French mayors urge government to do more to shelter asylum seekers
Date created : Latest update :
The mayors of 13 major French cities, frustrated over a lack of shelter for asylum seekers, have penned an open letter to the government demanding it do more to address the situation.
The signatories of the appeal come from an array of political parties, and include Paris Mayor Anne Hidalgo.
“As the mayors of major cities, we are confronted by the growing strain on the system put into place to deal with people seeking refuge on our soil, as well as a humanitarian situation that has not stopped getting worse,” the mayors wrote in the letter, which was dated Tuesday, April 23, but made public the next day. “Hundreds of men, women and children are living in dire conditions in the heart of our cities because of the solutions that have been adopted.”
Maires de plusieurs villes françaises, de tous bords politiques, nous venons d’adresser un courrier au gouvernement, pour l’appeler à mettre en place un accueil digne des réfugiés. Nous sommes prêts à l’aider dans cette action. pic.twitter.com/H9cxdz9ExTAnne Hidalgo (@Anne_Hidalgo) April 24, 2019
Since the peak of the European migrant crisis four years ago, France has struggled to deal with an increasing number of people crossing its borders. Makeshift encampments have sprung up in major cities across the country. These are frequently dismantled by police, only to reappear in the same spot weeks later.

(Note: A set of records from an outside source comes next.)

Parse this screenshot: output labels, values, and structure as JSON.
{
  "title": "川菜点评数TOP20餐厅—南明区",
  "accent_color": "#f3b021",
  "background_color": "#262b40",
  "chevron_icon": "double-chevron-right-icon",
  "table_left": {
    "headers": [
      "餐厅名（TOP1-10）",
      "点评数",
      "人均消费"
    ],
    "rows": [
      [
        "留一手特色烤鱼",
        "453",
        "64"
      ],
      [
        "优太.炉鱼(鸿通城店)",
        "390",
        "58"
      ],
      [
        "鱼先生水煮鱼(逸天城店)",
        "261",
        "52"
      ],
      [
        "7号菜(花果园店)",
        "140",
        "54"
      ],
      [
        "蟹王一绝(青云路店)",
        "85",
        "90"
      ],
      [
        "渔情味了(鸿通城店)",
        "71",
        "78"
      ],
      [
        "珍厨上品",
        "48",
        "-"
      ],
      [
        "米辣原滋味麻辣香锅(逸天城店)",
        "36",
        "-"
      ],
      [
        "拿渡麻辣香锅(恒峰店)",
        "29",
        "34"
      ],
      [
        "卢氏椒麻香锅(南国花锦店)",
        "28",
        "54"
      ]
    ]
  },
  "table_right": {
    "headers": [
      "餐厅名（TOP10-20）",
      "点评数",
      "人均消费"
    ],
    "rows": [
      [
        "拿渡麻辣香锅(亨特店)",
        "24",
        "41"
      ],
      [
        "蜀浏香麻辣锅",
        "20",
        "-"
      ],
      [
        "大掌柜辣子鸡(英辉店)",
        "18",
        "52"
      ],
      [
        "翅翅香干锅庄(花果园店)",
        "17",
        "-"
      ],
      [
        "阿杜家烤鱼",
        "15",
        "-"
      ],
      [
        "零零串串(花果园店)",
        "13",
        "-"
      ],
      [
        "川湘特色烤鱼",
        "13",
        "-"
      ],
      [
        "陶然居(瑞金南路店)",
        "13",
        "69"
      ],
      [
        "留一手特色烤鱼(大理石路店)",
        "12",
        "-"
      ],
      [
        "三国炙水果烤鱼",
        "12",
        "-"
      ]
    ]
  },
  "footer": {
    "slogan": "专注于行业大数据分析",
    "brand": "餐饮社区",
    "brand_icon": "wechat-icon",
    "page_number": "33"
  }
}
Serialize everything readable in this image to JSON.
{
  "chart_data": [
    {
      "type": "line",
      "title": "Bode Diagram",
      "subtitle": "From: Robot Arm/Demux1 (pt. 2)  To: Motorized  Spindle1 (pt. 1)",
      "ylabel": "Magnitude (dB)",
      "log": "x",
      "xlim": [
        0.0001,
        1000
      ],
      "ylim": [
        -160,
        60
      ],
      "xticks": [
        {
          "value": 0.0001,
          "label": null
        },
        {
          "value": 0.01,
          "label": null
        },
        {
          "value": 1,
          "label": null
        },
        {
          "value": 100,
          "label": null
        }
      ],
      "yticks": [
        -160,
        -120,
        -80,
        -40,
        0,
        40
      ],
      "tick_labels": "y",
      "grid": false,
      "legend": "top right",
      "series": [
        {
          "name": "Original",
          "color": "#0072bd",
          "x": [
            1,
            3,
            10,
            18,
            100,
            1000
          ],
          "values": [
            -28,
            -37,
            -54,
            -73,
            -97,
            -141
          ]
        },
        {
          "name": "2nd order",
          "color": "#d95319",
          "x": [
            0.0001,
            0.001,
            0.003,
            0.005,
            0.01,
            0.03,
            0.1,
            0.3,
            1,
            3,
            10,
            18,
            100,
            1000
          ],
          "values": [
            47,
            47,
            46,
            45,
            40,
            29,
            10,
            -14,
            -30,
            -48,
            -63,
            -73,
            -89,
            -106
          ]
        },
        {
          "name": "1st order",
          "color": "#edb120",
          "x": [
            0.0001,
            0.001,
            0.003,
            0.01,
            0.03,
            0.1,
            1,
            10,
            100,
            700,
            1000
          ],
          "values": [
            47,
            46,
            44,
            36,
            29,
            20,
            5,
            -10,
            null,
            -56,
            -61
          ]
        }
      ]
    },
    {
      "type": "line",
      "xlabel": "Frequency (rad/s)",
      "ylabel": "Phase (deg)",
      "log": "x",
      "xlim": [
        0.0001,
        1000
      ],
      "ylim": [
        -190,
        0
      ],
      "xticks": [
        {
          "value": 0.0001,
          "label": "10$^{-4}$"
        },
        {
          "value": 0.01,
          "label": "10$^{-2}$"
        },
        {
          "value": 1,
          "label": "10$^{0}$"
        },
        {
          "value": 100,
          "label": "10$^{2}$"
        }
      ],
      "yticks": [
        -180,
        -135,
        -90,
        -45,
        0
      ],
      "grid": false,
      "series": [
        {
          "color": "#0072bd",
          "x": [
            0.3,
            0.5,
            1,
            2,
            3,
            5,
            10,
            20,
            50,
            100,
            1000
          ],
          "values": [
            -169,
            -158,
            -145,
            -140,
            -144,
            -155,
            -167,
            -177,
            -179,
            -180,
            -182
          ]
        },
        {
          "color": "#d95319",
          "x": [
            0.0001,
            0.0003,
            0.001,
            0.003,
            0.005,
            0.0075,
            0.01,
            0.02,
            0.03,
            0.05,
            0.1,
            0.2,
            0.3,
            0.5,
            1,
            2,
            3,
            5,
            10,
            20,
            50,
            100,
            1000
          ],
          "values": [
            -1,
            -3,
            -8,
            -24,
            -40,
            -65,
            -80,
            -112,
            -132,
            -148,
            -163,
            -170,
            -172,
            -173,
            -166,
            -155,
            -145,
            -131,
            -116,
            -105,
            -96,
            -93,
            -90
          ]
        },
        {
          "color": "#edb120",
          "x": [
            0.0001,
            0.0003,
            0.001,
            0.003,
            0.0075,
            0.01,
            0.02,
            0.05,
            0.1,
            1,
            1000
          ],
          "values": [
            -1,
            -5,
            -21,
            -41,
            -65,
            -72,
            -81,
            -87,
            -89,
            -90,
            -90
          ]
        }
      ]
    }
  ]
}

Because of the limited space in government reception centres, many of those living in the encampments are would-be or actual asylum seekers.
In 2018, the number of people who requested asylum in France grew by 22 percent to 122,743, according to the French Office for the Protection of Refugees and Displaced Persons (Office français de protection des réfugiés et apatrides or OFPRA). But government reception centres only had room for 86,510.
The Federation of Actors for Solidarity – which regroups 870 different aid organisations – calculates that only one in two asylum seekers have access to government shelters.
“That doesn’t mean that the other half are in the streets. Some are housed by family members or by the community, some live in homeless shelters and others live in makeshift encampments,” Florent Gueguen, director of the Federation of Actors for Solidarity, told FRANCE 24. “We are asking for 40,000 additional beds over the next four years to meet the demand.”
The problem is particularly apparent in the French capital, where Doctors Without Borders (Médecins Sans Frontiers or MSF) estimates there are now between 1,300 and 1,400 refugees living in tent cities.
“The situation in Paris has been more or less the same for the last two to three years,” Corinne Torre, head of MSF’s Mission France, told FRANCE 24. “This is because (France) has an anti-shelter policy for asylum seekers.”
With government reception centres and homeless shelters already stretched to the brink, the situation has only been exacerbated by a European law known as the Dublin Regulation, which dictates that most asylum seekers must register their application in the country where they first entered the union.
Once registered, they cannot file a new request elsewhere. This means that many new arrivals who decide to move on for personal or practical reasons cannot access government assistance for asylum seekers in the countries of their choice. They can also be sent back to the nation that first registered their application as part of a process called Dublin transfers.
But only a small handful in France are ever relocated. During the first 10 months of 2018, 12 percent were transferred, according to Interior Ministry figures cited by Cimade, a refugee aid organistion.
“The people who are subject to the Dublin Regulation cannot access shelter in France, but are also not being sent back to the countries where their asylum demand was registered,” Gueguen said. “The Dublin Regulation is increasing homelessness in France.”
In their letter to the government, Hidalgo and her fellow mayors directly referred to the Dublin Regulation as part of the problem.
“We need to construct a collective response to the challenges posed by taking in refugees in France,” they wrote. “Which is why we are asking you to meet with us as a group in order to discuss the reception and support system for migrants, as well as providing unconditional shelter to all those on our territory, since the law dictates that everyone, including Dublin transfers, must be cared for before their hypothetical expulsion.”
Under the 1951 Geneva Convention, of which France is a signatory, refugees are guaranteed the right to housing.
“Providing shelter to asylum seekers is a government obligation. France is not respecting its legal obligations,” Gueguen pointed out.
Torres echoed his comments, describing the situation in France as a “shame”.
“We have allowed families and children, including unaccompanied minors, to live in the streets, which is not acceptable,” she said. “We have to have a national discussion with all parties concerned finding a way to take these people in.”